カタン。
玄関の扉がそっと閉まる音が、静まり返ったリビングに響く。
小さな足音が近づいて、開いた扉の向こうの人影が、ふっとかすかに笑った気配がする。
丁寧にラップがかけられた夕飯。
そして、ダイニングテーブルに伏せて、静かな寝息を立てるのは。
「…詩季ちゃん…」
壁に掛けられた時計の針は、深夜0時を指していた。
昇格に伴って任される案件も増え、ここ最近は深夜に帰る日が続いている。
そんな崇生の帰りを彼女はいつもこうして待ってくれているのだ。
先に食事を取ることも、先に休むこともせず。
「…ありがとう。ごめんね」
ポン、ポンと優しく髪を撫でる。
柔らかな髪に指を差し入れて、ひと束。
すくい上げた崇生は、同じシャンプーの匂いのするそれにキスを落とした。
「ん…崇生、さ…ん…?」
頭に触れる温かな感触に、ふわりと意識が浮上する。
ぼうっと映る視界に、見慣れたスーツのボタンが浮かび上がって。
「…お帰りなさいっ」
はっとして体を起こしたわたしを、少し驚いた表情で、でもとても穏やかに優しい微笑みを浮かべながら、彼は手を差し出しす。

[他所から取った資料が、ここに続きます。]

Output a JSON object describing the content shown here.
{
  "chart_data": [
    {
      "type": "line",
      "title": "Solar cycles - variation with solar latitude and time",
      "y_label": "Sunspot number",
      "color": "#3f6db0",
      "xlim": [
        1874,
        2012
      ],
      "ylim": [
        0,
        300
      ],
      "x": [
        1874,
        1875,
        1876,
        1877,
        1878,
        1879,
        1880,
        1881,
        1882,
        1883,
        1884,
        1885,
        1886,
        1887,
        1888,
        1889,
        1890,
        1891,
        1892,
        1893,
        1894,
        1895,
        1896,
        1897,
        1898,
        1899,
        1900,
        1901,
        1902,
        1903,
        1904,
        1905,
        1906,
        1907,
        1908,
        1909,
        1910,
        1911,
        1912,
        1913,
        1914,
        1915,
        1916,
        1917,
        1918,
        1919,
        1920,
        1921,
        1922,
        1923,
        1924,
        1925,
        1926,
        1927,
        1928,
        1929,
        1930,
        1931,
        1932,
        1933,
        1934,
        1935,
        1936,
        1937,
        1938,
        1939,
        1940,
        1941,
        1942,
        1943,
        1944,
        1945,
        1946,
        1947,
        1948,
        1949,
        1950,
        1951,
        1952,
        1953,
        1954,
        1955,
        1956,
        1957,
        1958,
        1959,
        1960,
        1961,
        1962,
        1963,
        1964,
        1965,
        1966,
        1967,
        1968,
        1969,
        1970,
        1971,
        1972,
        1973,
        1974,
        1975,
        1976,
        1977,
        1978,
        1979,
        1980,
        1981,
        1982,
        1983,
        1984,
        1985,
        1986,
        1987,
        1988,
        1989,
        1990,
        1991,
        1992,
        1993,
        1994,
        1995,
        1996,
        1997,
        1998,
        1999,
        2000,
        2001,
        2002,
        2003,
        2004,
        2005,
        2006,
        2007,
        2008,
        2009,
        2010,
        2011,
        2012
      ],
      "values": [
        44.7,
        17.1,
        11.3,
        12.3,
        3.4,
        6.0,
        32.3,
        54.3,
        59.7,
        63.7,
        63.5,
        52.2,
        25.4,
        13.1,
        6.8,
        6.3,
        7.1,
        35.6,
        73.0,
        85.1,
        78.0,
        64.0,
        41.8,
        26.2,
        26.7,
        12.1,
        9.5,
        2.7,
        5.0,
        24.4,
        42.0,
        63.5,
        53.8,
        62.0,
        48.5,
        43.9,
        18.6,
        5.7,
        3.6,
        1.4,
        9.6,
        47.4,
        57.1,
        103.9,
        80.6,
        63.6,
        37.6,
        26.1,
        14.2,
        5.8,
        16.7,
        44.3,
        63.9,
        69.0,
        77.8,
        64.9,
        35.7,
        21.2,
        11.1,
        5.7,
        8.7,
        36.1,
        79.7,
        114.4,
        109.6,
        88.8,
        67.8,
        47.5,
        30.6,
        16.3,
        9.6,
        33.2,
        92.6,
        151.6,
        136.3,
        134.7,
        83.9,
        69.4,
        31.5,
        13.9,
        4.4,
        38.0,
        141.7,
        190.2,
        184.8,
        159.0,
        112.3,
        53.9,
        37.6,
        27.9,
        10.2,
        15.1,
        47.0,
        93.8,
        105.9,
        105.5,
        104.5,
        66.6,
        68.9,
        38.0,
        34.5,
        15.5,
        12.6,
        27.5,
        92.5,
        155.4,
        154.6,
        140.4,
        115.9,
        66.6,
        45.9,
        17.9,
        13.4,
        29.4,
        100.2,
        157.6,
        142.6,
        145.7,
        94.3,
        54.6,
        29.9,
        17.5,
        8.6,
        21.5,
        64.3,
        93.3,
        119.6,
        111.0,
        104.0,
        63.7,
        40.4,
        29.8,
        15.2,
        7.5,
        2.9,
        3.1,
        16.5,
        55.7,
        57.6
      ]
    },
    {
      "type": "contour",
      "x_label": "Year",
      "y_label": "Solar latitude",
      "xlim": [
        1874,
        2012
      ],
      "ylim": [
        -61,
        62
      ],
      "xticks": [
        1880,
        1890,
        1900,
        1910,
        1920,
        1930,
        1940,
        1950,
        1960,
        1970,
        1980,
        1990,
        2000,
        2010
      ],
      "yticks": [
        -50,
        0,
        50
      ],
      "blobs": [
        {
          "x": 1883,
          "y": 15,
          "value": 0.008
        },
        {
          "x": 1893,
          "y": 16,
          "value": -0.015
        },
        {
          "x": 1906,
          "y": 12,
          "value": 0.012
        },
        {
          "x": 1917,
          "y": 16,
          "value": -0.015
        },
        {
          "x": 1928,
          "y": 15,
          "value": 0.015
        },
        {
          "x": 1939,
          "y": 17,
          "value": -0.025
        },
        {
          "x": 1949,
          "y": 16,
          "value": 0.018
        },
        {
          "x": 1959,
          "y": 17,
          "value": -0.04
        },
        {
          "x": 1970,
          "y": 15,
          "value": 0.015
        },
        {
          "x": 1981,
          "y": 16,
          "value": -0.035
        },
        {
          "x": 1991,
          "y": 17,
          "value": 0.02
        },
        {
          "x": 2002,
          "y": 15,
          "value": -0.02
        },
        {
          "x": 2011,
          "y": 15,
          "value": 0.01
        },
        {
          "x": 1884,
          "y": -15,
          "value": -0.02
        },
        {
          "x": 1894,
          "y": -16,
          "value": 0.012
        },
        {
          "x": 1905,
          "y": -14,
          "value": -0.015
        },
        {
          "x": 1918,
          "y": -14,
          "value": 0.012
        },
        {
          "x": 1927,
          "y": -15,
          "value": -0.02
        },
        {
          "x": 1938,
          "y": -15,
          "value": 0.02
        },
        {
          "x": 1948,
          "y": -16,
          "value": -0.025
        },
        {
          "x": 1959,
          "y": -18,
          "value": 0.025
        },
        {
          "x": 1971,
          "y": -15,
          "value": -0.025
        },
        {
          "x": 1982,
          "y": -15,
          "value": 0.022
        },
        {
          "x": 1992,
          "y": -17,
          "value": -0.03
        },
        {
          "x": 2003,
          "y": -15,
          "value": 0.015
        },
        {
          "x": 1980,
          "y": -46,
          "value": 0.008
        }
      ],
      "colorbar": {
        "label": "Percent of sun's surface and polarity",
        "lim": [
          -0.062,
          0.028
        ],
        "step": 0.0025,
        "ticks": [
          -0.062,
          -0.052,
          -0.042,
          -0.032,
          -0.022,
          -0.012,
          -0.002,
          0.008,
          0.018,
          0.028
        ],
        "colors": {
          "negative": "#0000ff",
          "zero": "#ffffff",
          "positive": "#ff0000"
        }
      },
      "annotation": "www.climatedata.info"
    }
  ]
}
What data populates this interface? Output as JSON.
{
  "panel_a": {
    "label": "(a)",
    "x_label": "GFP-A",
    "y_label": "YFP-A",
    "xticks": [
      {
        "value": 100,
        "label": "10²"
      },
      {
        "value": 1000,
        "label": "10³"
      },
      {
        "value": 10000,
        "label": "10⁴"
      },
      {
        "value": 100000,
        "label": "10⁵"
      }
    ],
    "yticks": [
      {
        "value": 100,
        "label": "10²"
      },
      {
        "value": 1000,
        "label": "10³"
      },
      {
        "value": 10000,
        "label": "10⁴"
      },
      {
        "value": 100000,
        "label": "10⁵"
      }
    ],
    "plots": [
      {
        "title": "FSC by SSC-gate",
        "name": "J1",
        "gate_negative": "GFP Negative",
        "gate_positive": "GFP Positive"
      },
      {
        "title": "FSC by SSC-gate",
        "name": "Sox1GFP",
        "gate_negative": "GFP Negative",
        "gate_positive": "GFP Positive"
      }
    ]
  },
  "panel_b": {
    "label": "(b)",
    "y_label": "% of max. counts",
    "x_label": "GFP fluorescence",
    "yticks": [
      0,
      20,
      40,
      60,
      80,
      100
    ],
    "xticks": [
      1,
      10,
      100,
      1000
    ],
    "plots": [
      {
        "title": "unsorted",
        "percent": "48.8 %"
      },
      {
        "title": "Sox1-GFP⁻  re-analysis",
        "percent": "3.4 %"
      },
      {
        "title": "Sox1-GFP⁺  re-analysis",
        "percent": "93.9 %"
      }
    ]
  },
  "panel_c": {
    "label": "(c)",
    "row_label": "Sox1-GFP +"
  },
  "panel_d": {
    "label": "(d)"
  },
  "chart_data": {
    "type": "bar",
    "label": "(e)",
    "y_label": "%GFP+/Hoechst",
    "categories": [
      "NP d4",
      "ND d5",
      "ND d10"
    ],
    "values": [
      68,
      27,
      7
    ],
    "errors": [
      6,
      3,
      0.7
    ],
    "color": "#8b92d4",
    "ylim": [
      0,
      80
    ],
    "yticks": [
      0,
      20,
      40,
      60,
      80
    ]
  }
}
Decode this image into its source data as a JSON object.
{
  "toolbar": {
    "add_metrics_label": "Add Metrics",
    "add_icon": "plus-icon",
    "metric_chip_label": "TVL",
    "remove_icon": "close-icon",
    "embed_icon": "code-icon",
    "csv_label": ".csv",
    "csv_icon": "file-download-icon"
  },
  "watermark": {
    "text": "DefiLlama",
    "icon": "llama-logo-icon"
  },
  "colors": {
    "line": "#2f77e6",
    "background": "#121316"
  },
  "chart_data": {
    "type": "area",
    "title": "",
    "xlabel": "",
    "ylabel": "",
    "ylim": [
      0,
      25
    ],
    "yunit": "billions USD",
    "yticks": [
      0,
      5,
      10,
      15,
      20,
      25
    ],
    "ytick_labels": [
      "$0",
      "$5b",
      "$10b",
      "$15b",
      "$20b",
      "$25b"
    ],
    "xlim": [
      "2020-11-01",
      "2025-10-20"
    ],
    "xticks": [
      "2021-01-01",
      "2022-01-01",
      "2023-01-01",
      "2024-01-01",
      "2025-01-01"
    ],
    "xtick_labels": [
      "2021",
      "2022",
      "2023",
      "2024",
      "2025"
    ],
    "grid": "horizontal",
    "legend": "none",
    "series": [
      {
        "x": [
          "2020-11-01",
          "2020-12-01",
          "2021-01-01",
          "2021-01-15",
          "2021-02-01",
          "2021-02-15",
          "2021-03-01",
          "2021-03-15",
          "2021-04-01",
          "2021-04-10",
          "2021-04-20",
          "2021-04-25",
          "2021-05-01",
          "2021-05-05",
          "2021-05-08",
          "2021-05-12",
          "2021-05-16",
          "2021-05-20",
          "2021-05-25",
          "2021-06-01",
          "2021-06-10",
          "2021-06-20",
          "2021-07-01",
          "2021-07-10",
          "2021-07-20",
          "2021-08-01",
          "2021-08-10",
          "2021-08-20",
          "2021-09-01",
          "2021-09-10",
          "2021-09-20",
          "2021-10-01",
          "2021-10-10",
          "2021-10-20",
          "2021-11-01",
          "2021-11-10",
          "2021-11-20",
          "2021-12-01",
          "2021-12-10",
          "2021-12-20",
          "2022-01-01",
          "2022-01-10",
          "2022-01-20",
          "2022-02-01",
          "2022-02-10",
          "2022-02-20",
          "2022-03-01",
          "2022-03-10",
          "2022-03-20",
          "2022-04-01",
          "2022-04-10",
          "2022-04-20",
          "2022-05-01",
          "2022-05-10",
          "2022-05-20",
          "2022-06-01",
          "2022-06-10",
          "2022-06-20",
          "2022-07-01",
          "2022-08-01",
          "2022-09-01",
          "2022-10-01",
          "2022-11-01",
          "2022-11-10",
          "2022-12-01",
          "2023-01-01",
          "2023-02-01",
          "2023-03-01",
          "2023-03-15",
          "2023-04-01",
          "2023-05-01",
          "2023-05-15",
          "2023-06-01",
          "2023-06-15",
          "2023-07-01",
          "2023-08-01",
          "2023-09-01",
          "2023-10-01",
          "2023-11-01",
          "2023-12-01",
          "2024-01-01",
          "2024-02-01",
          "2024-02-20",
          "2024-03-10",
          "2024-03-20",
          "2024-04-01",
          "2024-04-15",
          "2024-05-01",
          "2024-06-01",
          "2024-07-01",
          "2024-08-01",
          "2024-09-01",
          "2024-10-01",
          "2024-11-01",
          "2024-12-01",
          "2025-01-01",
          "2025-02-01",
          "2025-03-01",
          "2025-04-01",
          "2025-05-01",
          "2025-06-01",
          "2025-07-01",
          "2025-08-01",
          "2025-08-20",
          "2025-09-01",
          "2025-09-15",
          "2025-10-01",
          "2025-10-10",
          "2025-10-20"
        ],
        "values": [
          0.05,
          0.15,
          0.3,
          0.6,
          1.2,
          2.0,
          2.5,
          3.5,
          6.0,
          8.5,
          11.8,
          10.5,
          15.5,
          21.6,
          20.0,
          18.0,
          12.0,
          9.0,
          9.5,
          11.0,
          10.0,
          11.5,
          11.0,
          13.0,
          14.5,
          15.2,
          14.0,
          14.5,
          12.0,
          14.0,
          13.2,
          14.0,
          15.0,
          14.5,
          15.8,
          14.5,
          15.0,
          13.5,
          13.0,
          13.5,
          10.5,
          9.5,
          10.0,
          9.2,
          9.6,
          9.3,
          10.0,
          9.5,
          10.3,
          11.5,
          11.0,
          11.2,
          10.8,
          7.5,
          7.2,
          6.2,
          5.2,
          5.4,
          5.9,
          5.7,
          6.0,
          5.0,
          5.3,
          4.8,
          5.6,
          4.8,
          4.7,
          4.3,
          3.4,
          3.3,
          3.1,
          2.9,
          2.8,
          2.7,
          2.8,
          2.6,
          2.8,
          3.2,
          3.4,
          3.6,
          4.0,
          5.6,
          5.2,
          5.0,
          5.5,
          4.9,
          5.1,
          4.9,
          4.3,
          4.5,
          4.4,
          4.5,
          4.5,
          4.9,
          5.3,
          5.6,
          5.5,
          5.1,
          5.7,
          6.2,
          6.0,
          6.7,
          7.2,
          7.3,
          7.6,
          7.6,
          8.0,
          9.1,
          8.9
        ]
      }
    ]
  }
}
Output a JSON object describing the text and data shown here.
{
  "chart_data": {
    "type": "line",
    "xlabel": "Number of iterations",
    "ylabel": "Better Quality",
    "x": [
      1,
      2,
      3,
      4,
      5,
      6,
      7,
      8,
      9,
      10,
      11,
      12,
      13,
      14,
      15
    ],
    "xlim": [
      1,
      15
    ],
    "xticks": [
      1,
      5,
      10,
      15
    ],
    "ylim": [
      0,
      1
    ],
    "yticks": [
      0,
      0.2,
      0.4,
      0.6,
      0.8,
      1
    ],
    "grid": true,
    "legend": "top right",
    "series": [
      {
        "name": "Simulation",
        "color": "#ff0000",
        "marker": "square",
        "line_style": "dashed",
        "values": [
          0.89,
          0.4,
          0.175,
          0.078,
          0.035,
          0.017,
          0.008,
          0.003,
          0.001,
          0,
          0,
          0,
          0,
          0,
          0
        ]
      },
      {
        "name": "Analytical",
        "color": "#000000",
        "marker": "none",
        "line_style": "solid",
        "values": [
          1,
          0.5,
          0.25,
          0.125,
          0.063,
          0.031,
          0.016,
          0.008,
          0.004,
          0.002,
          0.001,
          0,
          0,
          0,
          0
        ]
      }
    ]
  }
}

その手に促されて、立ち上がったわたしを抱き寄せると、彼はひと言つぶやいた。
「ただいま。可愛い奥さん」
ちゅっと軽いキスの音が室内に響く。
まだ籍は入れていないのに。
だけど、それが本当になるのも、そう遠くない未来。
首に腕を回して、大好きな人の唇に、わたしはねだるようにキスをした。